Second, despite how tempted you are to tell a grieving Christian (or non-Christian) that they need more faith, please refrain from doing so. Instead, just listen to them. Be extra sensitive because they are deeply hurting. Have compassion. Offer warm hugs, friendship, kindness, love, and grace.
Sometimes, you don’t have to say anything. Just be present. Be non-judgmental. Let them cry, scream, or be silent.
Understand that there’s no right or wrong way to grieve, including anticipatory grief. It’s like the ocean. It ebbs and it flows. There can be moments of calm. Out of nowhere, it can feel like you are drowning.
For those struggling with anticipatory grief or conventional grief, know that there’s no timetable. It can last months, years, or longer. Give yourself permission to take however long it may be to fully heal from your loss.

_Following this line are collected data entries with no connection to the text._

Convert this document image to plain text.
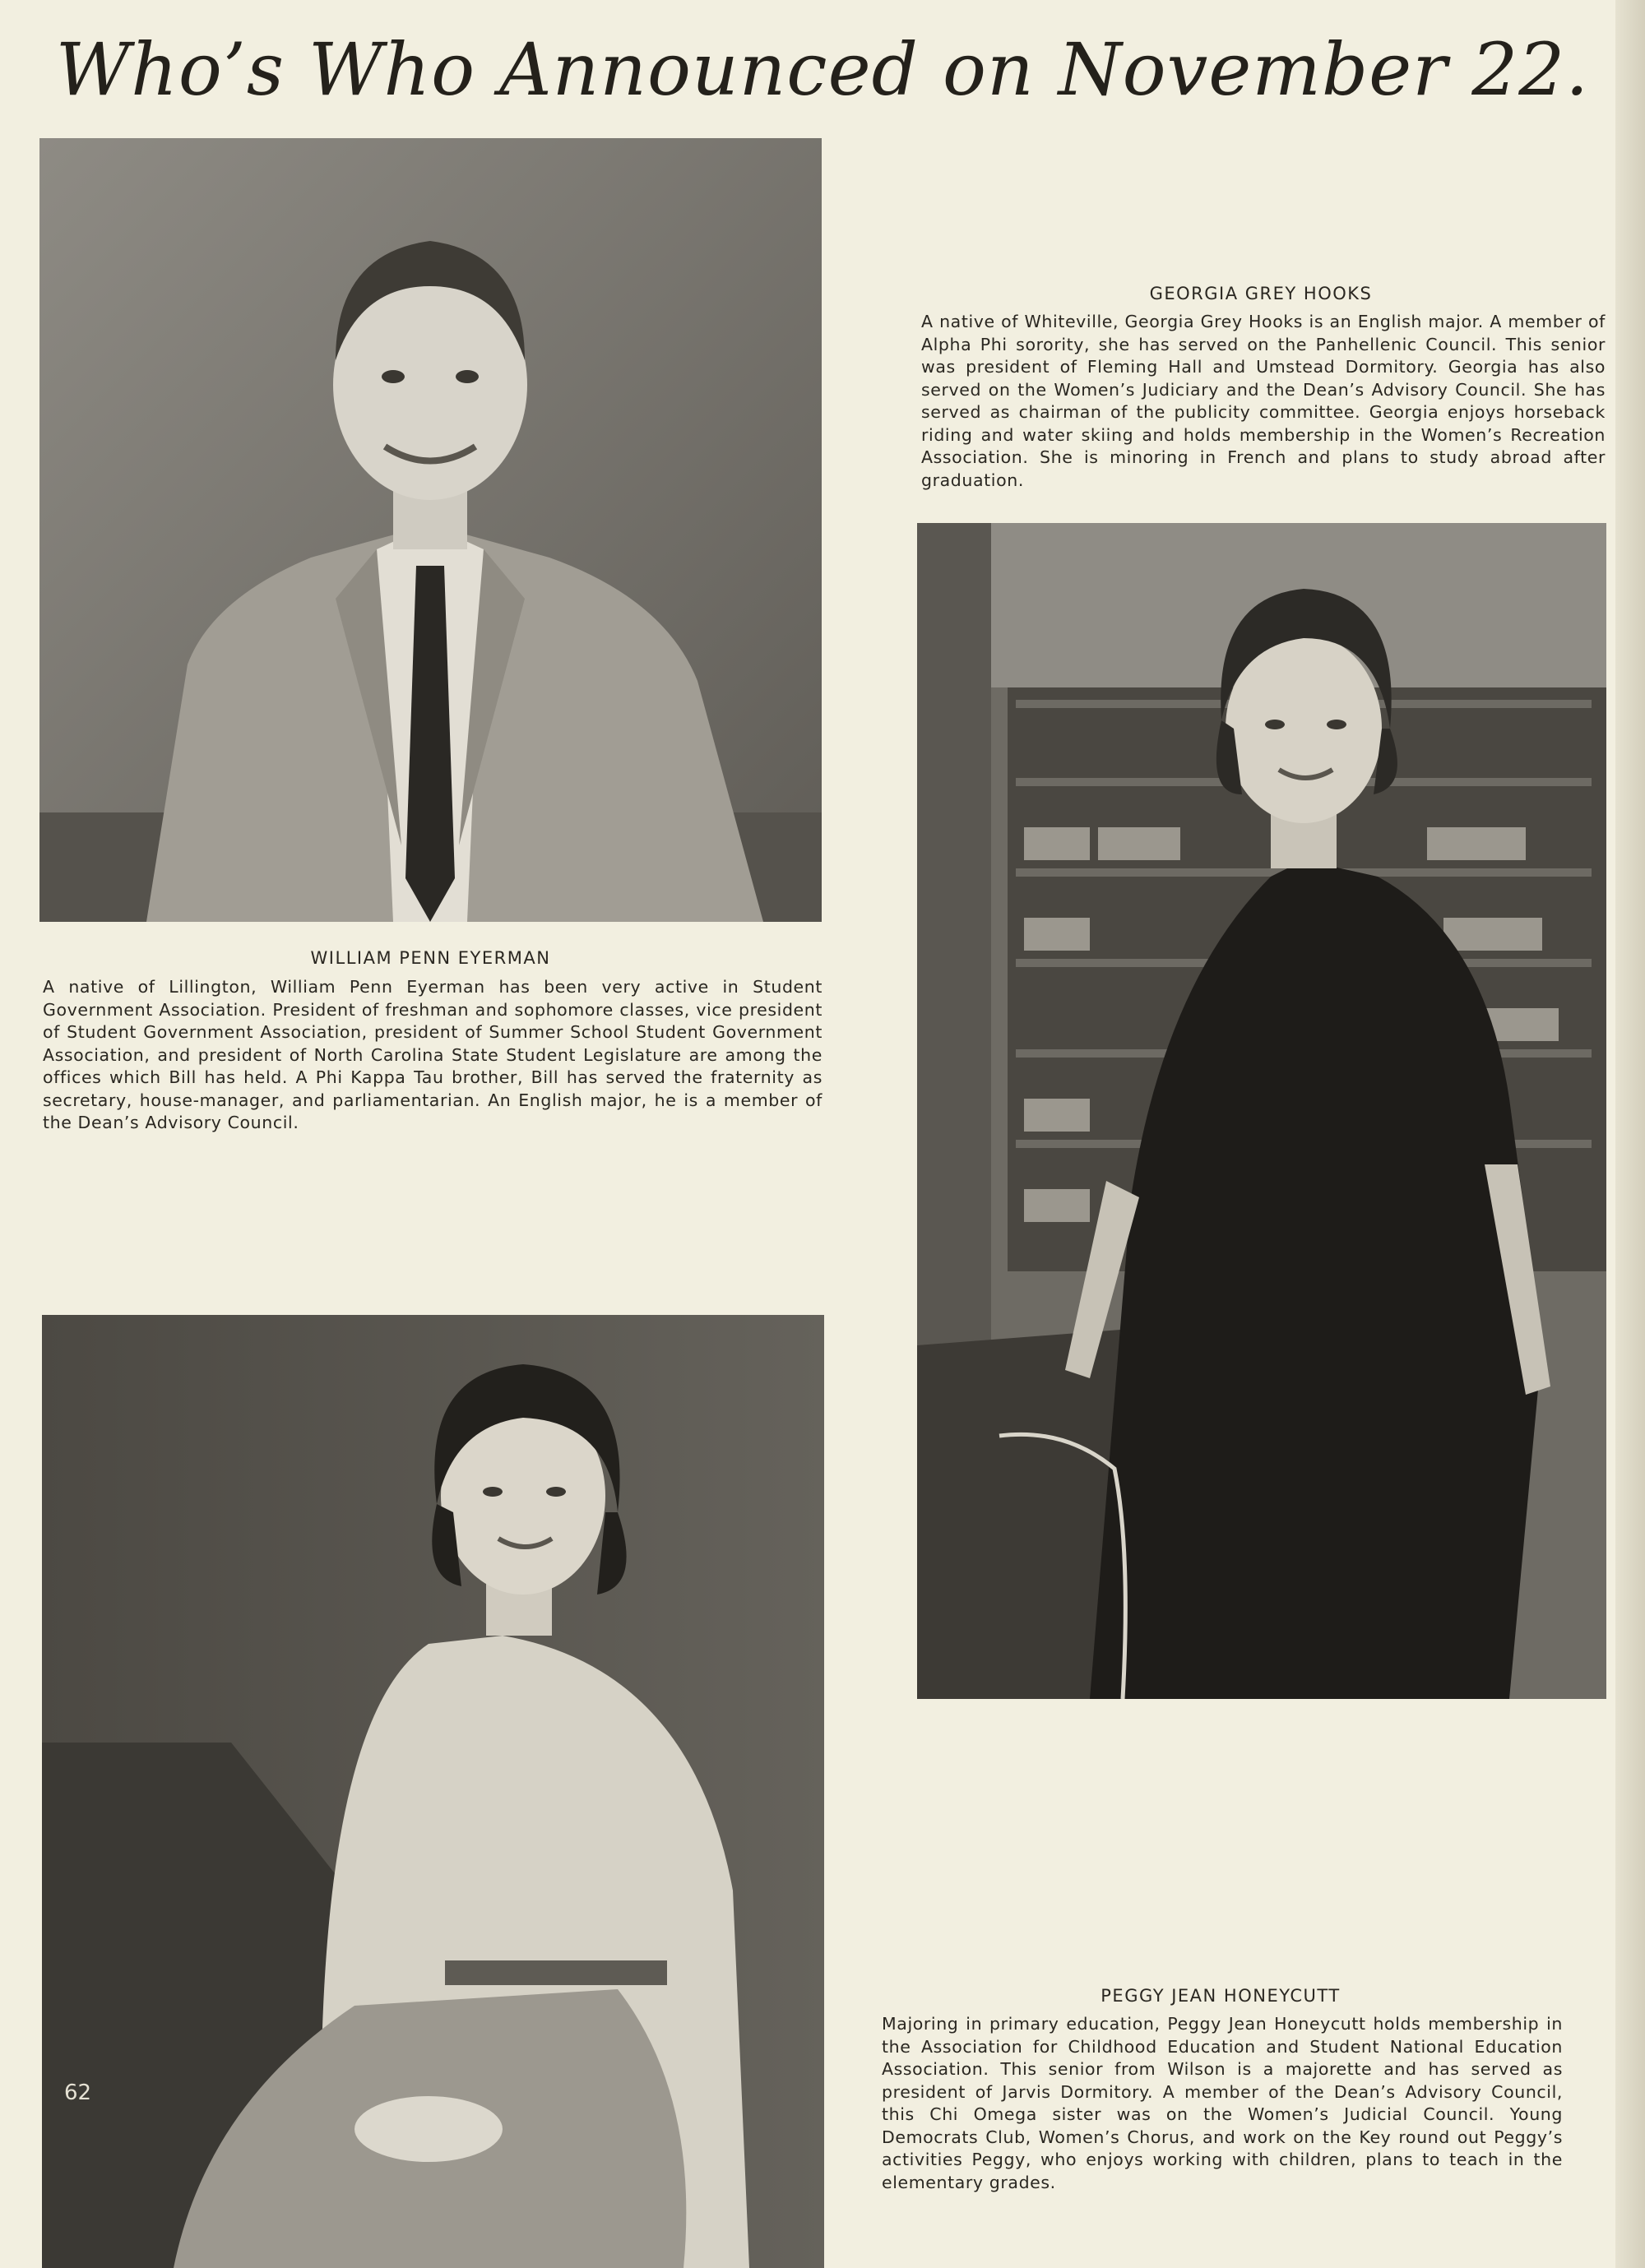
Who’s Who Announced on November 22.
WILLIAM PENN EYERMAN
A native of Lillington, William Penn Eyerman has been very active in Student Government Association. President of freshman and sophomore classes, vice president of Student Government Association, president of Summer School Student Government Association, and president of North Carolina State Student Legislature are among the offices which Bill has held. A Phi Kappa Tau brother, Bill has served the fraternity as secretary, house-manager, and parliamentarian. An English major, he is a member of the Dean’s Advisory Council.
GEORGIA GREY HOOKS
A native of Whiteville, Georgia Grey Hooks is an English major. A member of Alpha Phi sorority, she has served on the Panhellenic Council. This senior was president of Fleming Hall and Umstead Dormitory. Georgia has also served on the Women’s Judiciary and the Dean’s Advisory Council. She has served as chairman of the publicity committee. Georgia enjoys horseback riding and water skiing and holds membership in the Women’s Recreation Association. She is minoring in French and plans to study abroad after graduation.
62
PEGGY JEAN HONEYCUTT
Majoring in primary education, Peggy Jean Honeycutt holds membership in the Association for Childhood Education and Student National Education Association. This senior from Wilson is a majorette and has served as president of Jarvis Dormitory. A member of the Dean’s Advisory Council, this Chi Omega sister was on the Women’s Judicial Council. Young Democrats Club, Women’s Chorus, and work on the Key round out Peggy’s activities Peggy, who enjoys working with children, plans to teach in the elementary grades.
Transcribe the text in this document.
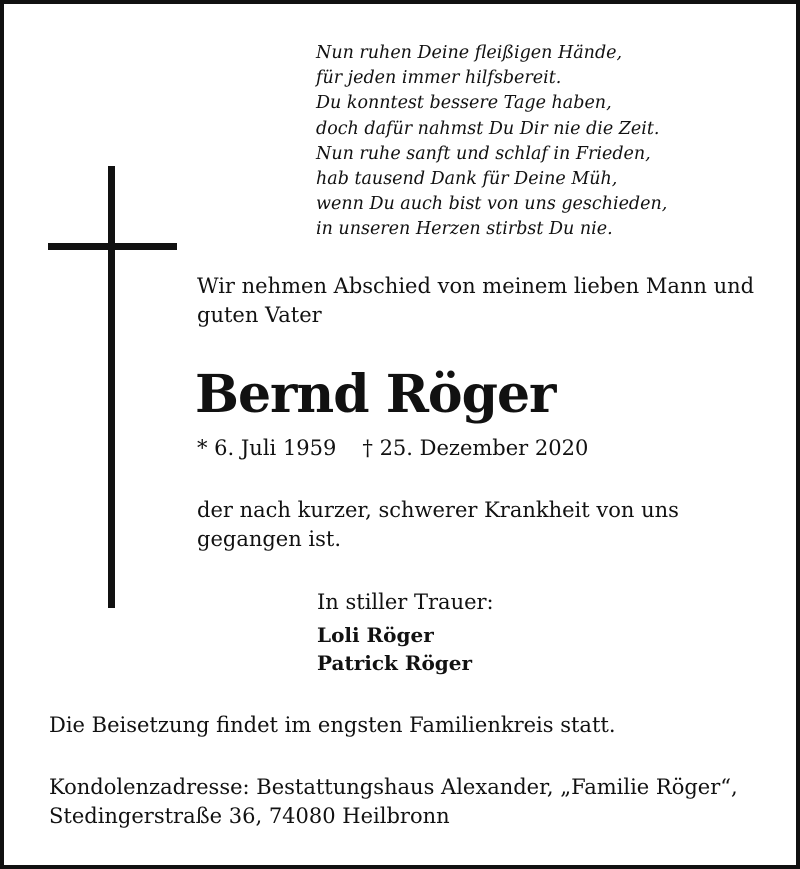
Nun ruhen Deine fleißigen Hände,
für jeden immer hilfsbereit.
Du konntest bessere Tage haben,
doch dafür nahmst Du Dir nie die Zeit.
Nun ruhe sanft und schlaf in Frieden,
hab tausend Dank für Deine Müh,
wenn Du auch bist von uns geschieden,
in unseren Herzen stirbst Du nie.

Wir nehmen Abschied von meinem lieben Mann und guten Vater

Bernd Röger

* 6. Juli 1959 † 25. Dezember 2020

der nach kurzer, schwerer Krankheit von uns gegangen ist.

In stiller Trauer:

Loli Röger
Patrick Röger

Die Beisetzung findet im engsten Familienkreis statt.

Kondolenzadresse: Bestattungshaus Alexander, „Familie Röger“,
Stedingerstraße 36, 74080 Heilbronn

Have patience when you experience the five stages of grief: Denial, anger, bargaining, depression, and acceptance. Understand these stages are not always in chronological order. You may bounce from one to another. You may only go through a few. Or get stuck in one stage.
Grief is messy. Give yourself extra TLC. Carve out quiet time for self-care. Truly, it's not selfish and you need it.
Lastly, I thank each of you who have offered me kindness, sensitivity, compassion, encouragement, thoughtful prayers, and sharing your own grief stories with me. From the bottom of my heart, it means the world to me.